Optimizes data structures and algorithms to maximize L1/L2/L3 cache utilization. Critical for workloads where data exceeds L1 cache size but fits in L3.
Typical Speedup: 3-10x when moving from DRAM to L1 cache
Techniques: Cache blocking/tiling, temporal locality exploitation
Cache Sizes:
- L1: 32-64 KB per core (1-2 cycles latency)
- L2: 256 KB - 1 MB per core (10-20 cycles)
- L3: 8-128 MB shared (40-75 cycles)
Best For: Working sets 32KB-32MB, temporal data reuse
Memory = 2Memory access pattern optimization.
Optimizes memory access patterns to improve cache hit rates and reduce memory bandwidth pressure. Includes loop tiling, data layout transformations, and prefetching strategies.
Typical Speedup: 2-4x for memory-bound operations
Techniques: Structure-of-Arrays (SoA) layout, loop blocking, prefetching
Metrics: Cache miss rate, memory bandwidth utilization
Best For: Strided access, matrix operations, pointer chasing
Parallelization = 1Multi-threading and task parallelization.
Distributes workload across multiple CPU cores using thread pools or parallel loops. Scales with core count but has synchronization overhead.
Typical Speedup: Near-linear up to physical core count
Overhead: Thread creation, context switching, synchronization
Sweet Spot: Work items > 10,000, minimal inter-thread communication
Best For: Large datasets, independent computations, embarrassingly parallel problems
Threading = 4Threading strategy and NUMA optimization.
Optimizes thread affinity, NUMA node allocation, and synchronization primitives. Critical for multi-socket systems and large core counts.
Typical Speedup: 1.5-3x on NUMA systems when properly tuned
Considerations:
- Thread affinity to prevent thread migration
- NUMA-aware memory allocation (local vs. remote)
- False sharing prevention (64-byte cache line alignment)
- Lock-free algorithms where possible
Best For: Multi-socket servers, workloads > core count, shared data structures
Vectorization = 0SIMD vectorization optimization.
Utilizes CPU vector instructions (SSE, AVX2, AVX-512, NEON) to process multiple data elements simultaneously. Most effective for data-parallel operations like element-wise arithmetic, reductions, and transformations.

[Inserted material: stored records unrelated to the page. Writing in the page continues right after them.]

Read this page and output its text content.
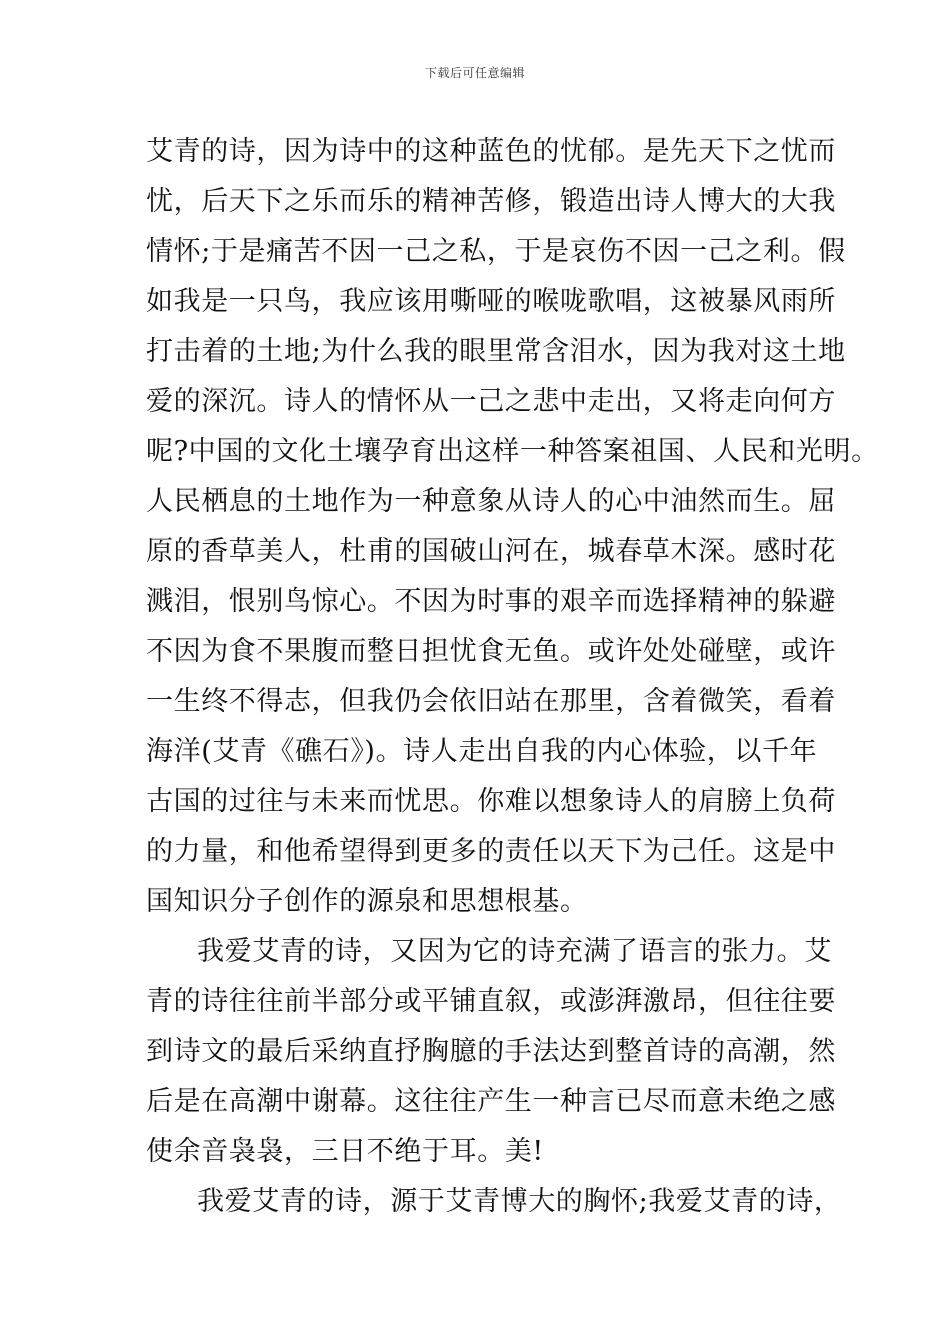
下载后可任意编辑
艾青的诗，因为诗中的这种蓝色的忧郁。是先天下之忧而
忧，后天下之乐而乐的精神苦修，锻造出诗人博大的大我
情怀;于是痛苦不因一己之私，于是哀伤不因一己之利。假
如我是一只鸟，我应该用嘶哑的喉咙歌唱，这被暴风雨所
打击着的土地;为什么我的眼里常含泪水，因为我对这土地
爱的深沉。诗人的情怀从一己之悲中走出，又将走向何方
呢?中国的文化土壤孕育出这样一种答案祖国、人民和光明。
人民栖息的土地作为一种意象从诗人的心中油然而生。屈
原的香草美人，杜甫的国破山河在，城春草木深。感时花
溅泪，恨别鸟惊心。不因为时事的艰辛而选择精神的躲避
不因为食不果腹而整日担忧食无鱼。或许处处碰壁，或许
一生终不得志，但我仍会依旧站在那里，含着微笑，看着
海洋(艾青《礁石》)。诗人走出自我的内心体验，以千年
古国的过往与未来而忧思。你难以想象诗人的肩膀上负荷
的力量，和他希望得到更多的责任以天下为己任。这是中
国知识分子创作的源泉和思想根基。
我爱艾青的诗，又因为它的诗充满了语言的张力。艾
青的诗往往前半部分或平铺直叙，或澎湃激昂，但往往要
到诗文的最后采纳直抒胸臆的手法达到整首诗的高潮，然
后是在高潮中谢幕。这往往产生一种言已尽而意未绝之感
使余音袅袅，三日不绝于耳。美!
我爱艾青的诗，源于艾青博大的胸怀;我爱艾青的诗，
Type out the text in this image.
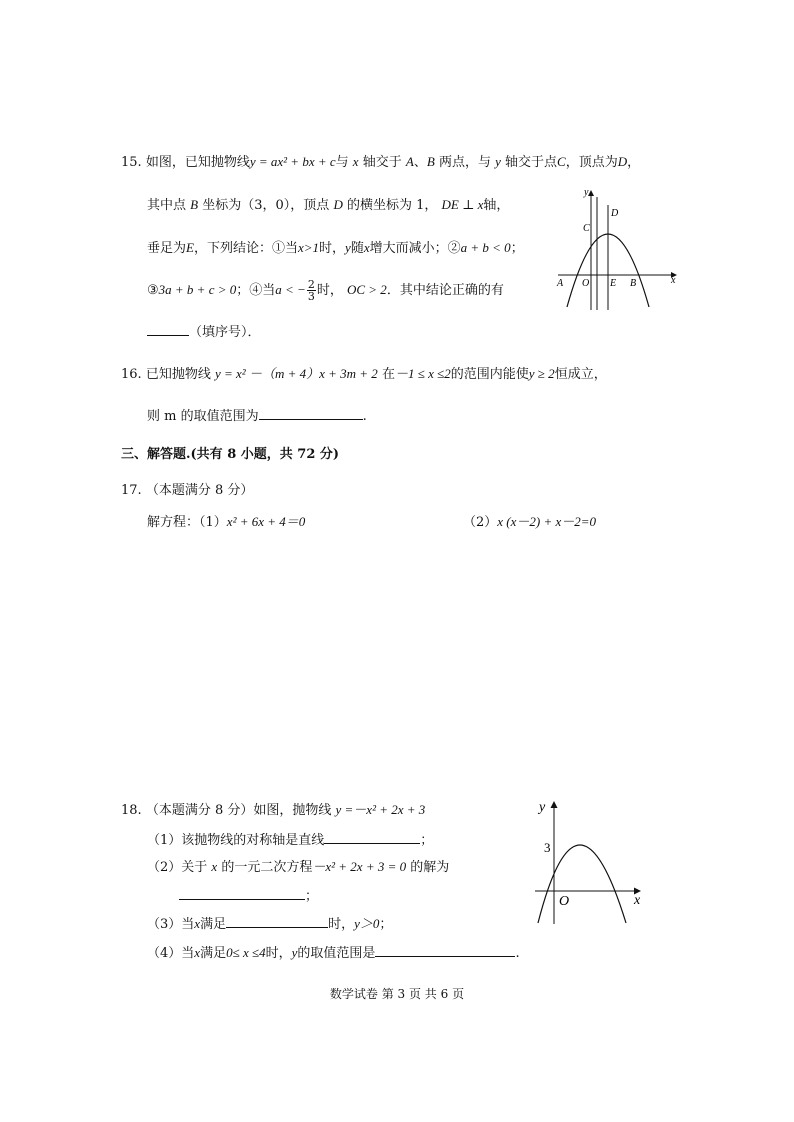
15. 如图，已知抛物线y = ax² + bx + c与 x 轴交于 A、B 两点，与 y 轴交于点C，顶点为D，
其中点 B 坐标为（3，0），顶点 D 的横坐标为 1， DE ⊥ x轴，
垂足为E，下列结论：①当x>1时，y随x增大而减小；②a + b < 0；
③3a + b + c > 0；④当a < − $\frac{2}{3}$ 时， OC > 2．其中结论正确的有
（填序号）．
y
x
A O E B
C
D
16. 已知抛物线 y = x² －（m + 4）x + 3m + 2 在－1 ≤ x ≤2的范围内能使y ≥ 2恒成立，
则 m 的取值范围为	.
三、解答题.(共有 8 小题，共 72 分)
17. （本题满分 8 分）
解方程：（1）x² + 6x + 4＝0	（2）x (x－2) + x－2=0
18. （本题满分 8 分）如图，抛物线 y =－x² + 2x + 3
（1）该抛物线的对称轴是直线	；
（2）关于 x 的一元二次方程－x² + 2x + 3 = 0 的解为
；
（3）当x满足	时，y＞0；
（4）当x满足0≤ x ≤4时，y的取值范围是	.
y
x
O
3
数学试卷 第 3 页 共 6 页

Typical Speedup: 2-8x depending on vector width and data types
Requirements: Aligned memory access, no data dependencies
Best For: Float/int arrays, matrix operations, image processing
Instruction Sets:
- SSE/AVX2: 4-8 floats per instruction (x86-64)
- AVX-512: 16 floats per instruction (Xeon, high-end Core)
- NEON: 4 floats per instruction (ARM64)
Remarks
Defines optimization strategies for CPU kernel execution. Used by CPU kernel optimizer to analyze kernels and generate performance improvement recommendations.
Each optimization type targets specific performance bottlenecks and provides measurable speedup improvements when applied correctly.